Vue du site de Borobudur en 2007. Le site, construit aux alentours de l’an 800, semble avoir été abandonné vers l’an 1100. Pendant une tournée d’inspection à Semarang dans le centre de Java en 1814, Thomas Stamford Raffles, alors lieutenant-gouverneur de l’île, entendit parler d’un grand monument dans la forêt près du village de Bumisegoro. Pendant le Patrimoine Culturel De L’humanite 2005/The Cultural Heritage of Mankind 2005 PDF mois, Cornelius et ses 200 hommes abattirent des arbres, firent brûler la végétation et creusèrent dans le sol, mettant au jour le monument.


Le temple est à la fois un sanctuaire dédié au Bouddha, mais aussi un lieu de pèlerinage bouddhiste. C’est à la fois un stûpa et, vu du ciel, un mandala. Il est constitué de quatre galeries successives de forme géométrique. Celles-ci sont superposées et les trois plus hautes forment une représentation de la cosmologie bouddhiste.

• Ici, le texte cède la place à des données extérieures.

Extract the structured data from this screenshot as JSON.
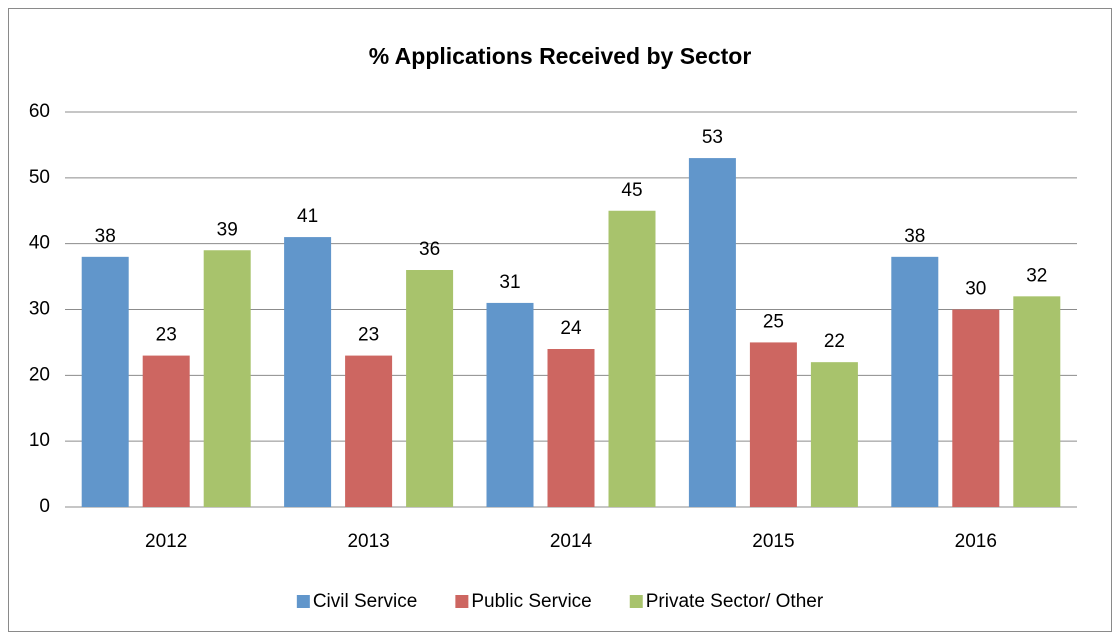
{
  "chart_data": {
    "type": "bar",
    "title": "% Applications Received by Sector",
    "categories": [
      "2012",
      "2013",
      "2014",
      "2015",
      "2016"
    ],
    "series": [
      {
        "name": "Civil Service",
        "color": "#6196cb",
        "values": [
          38,
          41,
          31,
          53,
          38
        ]
      },
      {
        "name": "Public Service",
        "color": "#cd6661",
        "values": [
          23,
          23,
          24,
          25,
          30
        ]
      },
      {
        "name": "Private Sector/ Other",
        "color": "#a8c36c",
        "values": [
          39,
          36,
          45,
          22,
          32
        ]
      }
    ],
    "ylim": [
      0,
      60
    ],
    "yticks": [
      0,
      10,
      20,
      30,
      40,
      50,
      60
    ],
    "grid": true,
    "legend": "bottom"
  }
}
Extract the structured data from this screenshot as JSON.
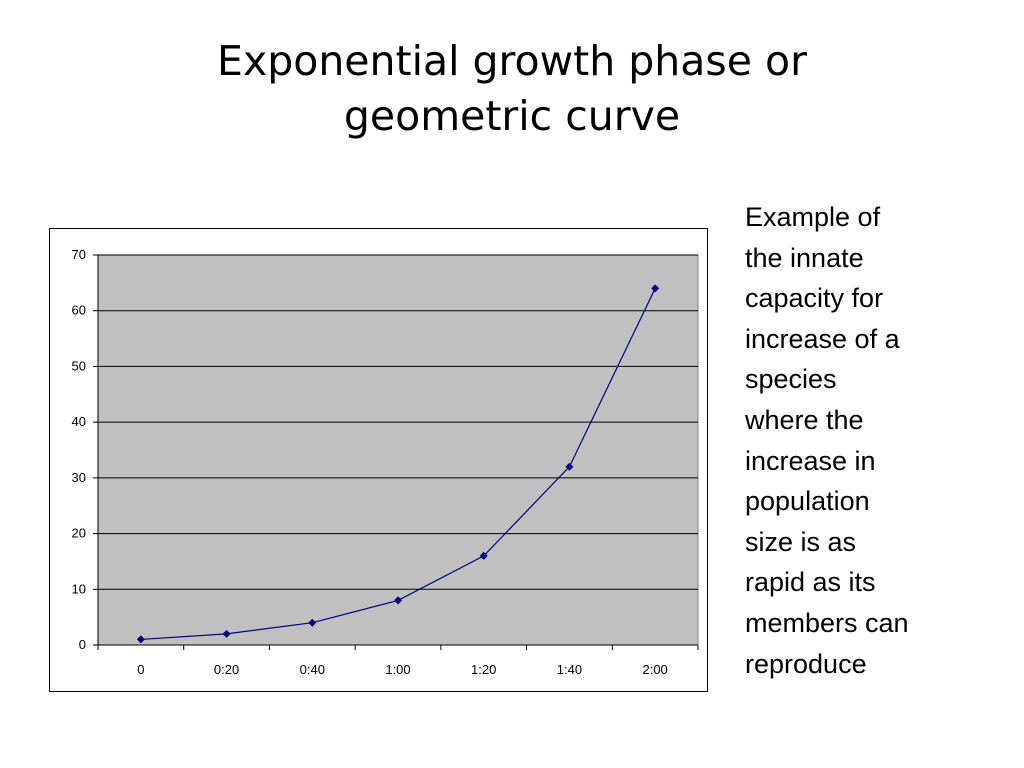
{
  "slide": {
    "title_line1": "Exponential growth phase or",
    "title_line2": "geometric curve",
    "side_text": "Example of\nthe innate\ncapacity for\nincrease of  a\nspecies\nwhere the\nincrease in\npopulation\nsize is as\nrapid as its\nmembers can\nreproduce"
  },
  "colors": {
    "plot_background": "#c0c0c0",
    "series_line": "#000080",
    "gridline": "#000000"
  },
  "chart_data": {
    "type": "line",
    "categories": [
      "0",
      "0:20",
      "0:40",
      "1:00",
      "1:20",
      "1:40",
      "2:00"
    ],
    "series": [
      {
        "values": [
          1,
          2,
          4,
          8,
          16,
          32,
          64
        ]
      }
    ],
    "ylim": [
      0,
      70
    ],
    "yticks": [
      "0",
      "10",
      "20",
      "30",
      "40",
      "50",
      "60",
      "70"
    ],
    "grid": true,
    "legend": "none",
    "marker": "diamond"
  }
}
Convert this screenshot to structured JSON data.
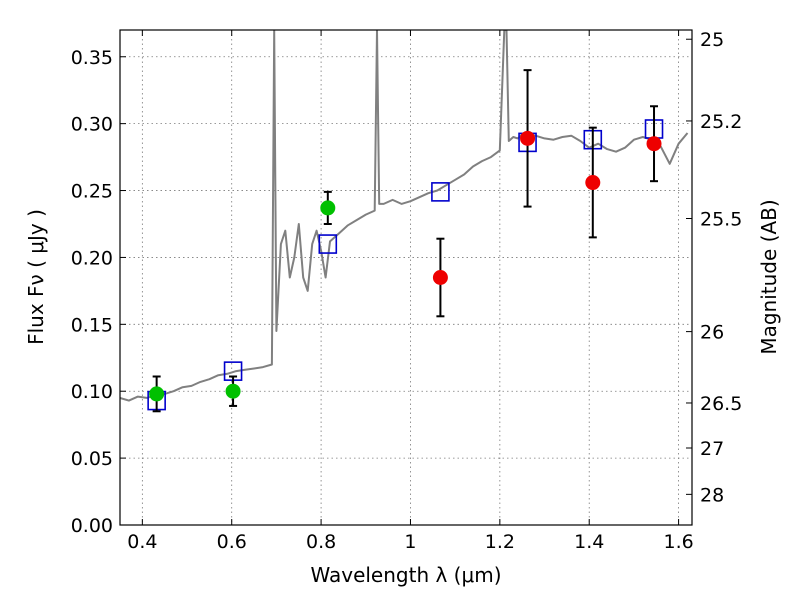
{
  "chart_data": {
    "type": "scatter",
    "title": "",
    "xlabel": "Wavelength  λ (μm)",
    "ylabel": "Flux  Fν  ( μJy )",
    "ylabel_right": "Magnitude (AB)",
    "xlim": [
      0.35,
      1.63
    ],
    "ylim": [
      0.0,
      0.37
    ],
    "grid": true,
    "x_ticks": [
      {
        "value": 0.4,
        "label": "0.4"
      },
      {
        "value": 0.6,
        "label": "0.6"
      },
      {
        "value": 0.8,
        "label": "0.8"
      },
      {
        "value": 1.0,
        "label": "1"
      },
      {
        "value": 1.2,
        "label": "1.2"
      },
      {
        "value": 1.4,
        "label": "1.4"
      },
      {
        "value": 1.6,
        "label": "1.6"
      }
    ],
    "y_ticks": [
      {
        "value": 0.0,
        "label": "0.00"
      },
      {
        "value": 0.05,
        "label": "0.05"
      },
      {
        "value": 0.1,
        "label": "0.10"
      },
      {
        "value": 0.15,
        "label": "0.15"
      },
      {
        "value": 0.2,
        "label": "0.20"
      },
      {
        "value": 0.25,
        "label": "0.25"
      },
      {
        "value": 0.3,
        "label": "0.30"
      },
      {
        "value": 0.35,
        "label": "0.35"
      }
    ],
    "right_ticks": [
      {
        "magnitude": 25,
        "label": "25"
      },
      {
        "magnitude": 25.2,
        "label": "25.2"
      },
      {
        "magnitude": 25.5,
        "label": "25.5"
      },
      {
        "magnitude": 26,
        "label": "26"
      },
      {
        "magnitude": 26.5,
        "label": "26.5"
      },
      {
        "magnitude": 27,
        "label": "27"
      },
      {
        "magnitude": 28,
        "label": "28"
      }
    ],
    "colors": {
      "model_line": "#808080",
      "model_points": "#0000cc",
      "green_points": "#00c000",
      "red_points": "#ee0000",
      "error_bars": "#000000"
    },
    "series": [
      {
        "kind": "line",
        "x": [
          0.35,
          0.37,
          0.39,
          0.41,
          0.43,
          0.45,
          0.47,
          0.49,
          0.51,
          0.53,
          0.55,
          0.57,
          0.59,
          0.61,
          0.63,
          0.65,
          0.67,
          0.69,
          0.695,
          0.7,
          0.71,
          0.72,
          0.73,
          0.74,
          0.75,
          0.76,
          0.77,
          0.78,
          0.79,
          0.8,
          0.81,
          0.82,
          0.84,
          0.86,
          0.88,
          0.9,
          0.92,
          0.925,
          0.93,
          0.94,
          0.96,
          0.98,
          1.0,
          1.02,
          1.04,
          1.06,
          1.08,
          1.1,
          1.12,
          1.14,
          1.16,
          1.18,
          1.2,
          1.21,
          1.215,
          1.22,
          1.23,
          1.24,
          1.25,
          1.26,
          1.28,
          1.3,
          1.32,
          1.34,
          1.36,
          1.38,
          1.4,
          1.42,
          1.44,
          1.46,
          1.48,
          1.5,
          1.52,
          1.54,
          1.56,
          1.58,
          1.6,
          1.62
        ],
        "y": [
          0.095,
          0.093,
          0.096,
          0.095,
          0.097,
          0.098,
          0.1,
          0.103,
          0.104,
          0.107,
          0.109,
          0.112,
          0.113,
          0.115,
          0.116,
          0.117,
          0.118,
          0.12,
          0.37,
          0.145,
          0.21,
          0.22,
          0.185,
          0.2,
          0.225,
          0.185,
          0.175,
          0.21,
          0.22,
          0.205,
          0.185,
          0.212,
          0.218,
          0.224,
          0.228,
          0.232,
          0.235,
          0.37,
          0.24,
          0.24,
          0.243,
          0.24,
          0.242,
          0.245,
          0.248,
          0.25,
          0.254,
          0.258,
          0.262,
          0.268,
          0.272,
          0.275,
          0.28,
          0.37,
          0.37,
          0.287,
          0.29,
          0.289,
          0.292,
          0.292,
          0.291,
          0.289,
          0.288,
          0.29,
          0.291,
          0.287,
          0.282,
          0.285,
          0.281,
          0.279,
          0.282,
          0.288,
          0.29,
          0.288,
          0.283,
          0.27,
          0.285,
          0.293
        ]
      },
      {
        "kind": "squares",
        "x": [
          0.432,
          0.603,
          0.815,
          1.067,
          1.262,
          1.408,
          1.545
        ],
        "y": [
          0.093,
          0.115,
          0.21,
          0.249,
          0.286,
          0.288,
          0.296
        ]
      },
      {
        "kind": "points",
        "color_key": "green_points",
        "x": [
          0.432,
          0.603,
          0.815
        ],
        "y": [
          0.098,
          0.1,
          0.237
        ],
        "err": [
          0.013,
          0.011,
          0.012
        ]
      },
      {
        "kind": "points",
        "color_key": "red_points",
        "x": [
          1.067,
          1.262,
          1.408,
          1.545
        ],
        "y": [
          0.185,
          0.289,
          0.256,
          0.285
        ],
        "err": [
          0.029,
          0.051,
          0.041,
          0.028
        ]
      }
    ]
  }
}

Un élément étonnant de ces galeries est l’existence d’une cinquième galerie enterrée, également couverte de bas-reliefs représentant essentiellement les turpitudes de la vie terrestre. Plusieurs hypothèses ont donc été émises pour expliquer la dissimulation de cette galerie comme une volonté de consolidation du bâtiment ou encore la volonté délibérée d’occulter les réalités terrestres.

Ils consistent en des cloches de pierre ajourées logeant des bodhisattvas. Les stūpas de Borobudur restèrent à l’abandon pendant des siècles. En indonésien, les constructions religieuses de l’époque classique sont appelées candi, mot qui désigne plus généralement les anciennes structures de cette époque. Le nom Bore-Budur, devenu Borobudur, a été vraisemblablement écrit par Raffles à partir du village voisin de Bore. La plupart des candi sont nommés d’après le nom du village le plus proche.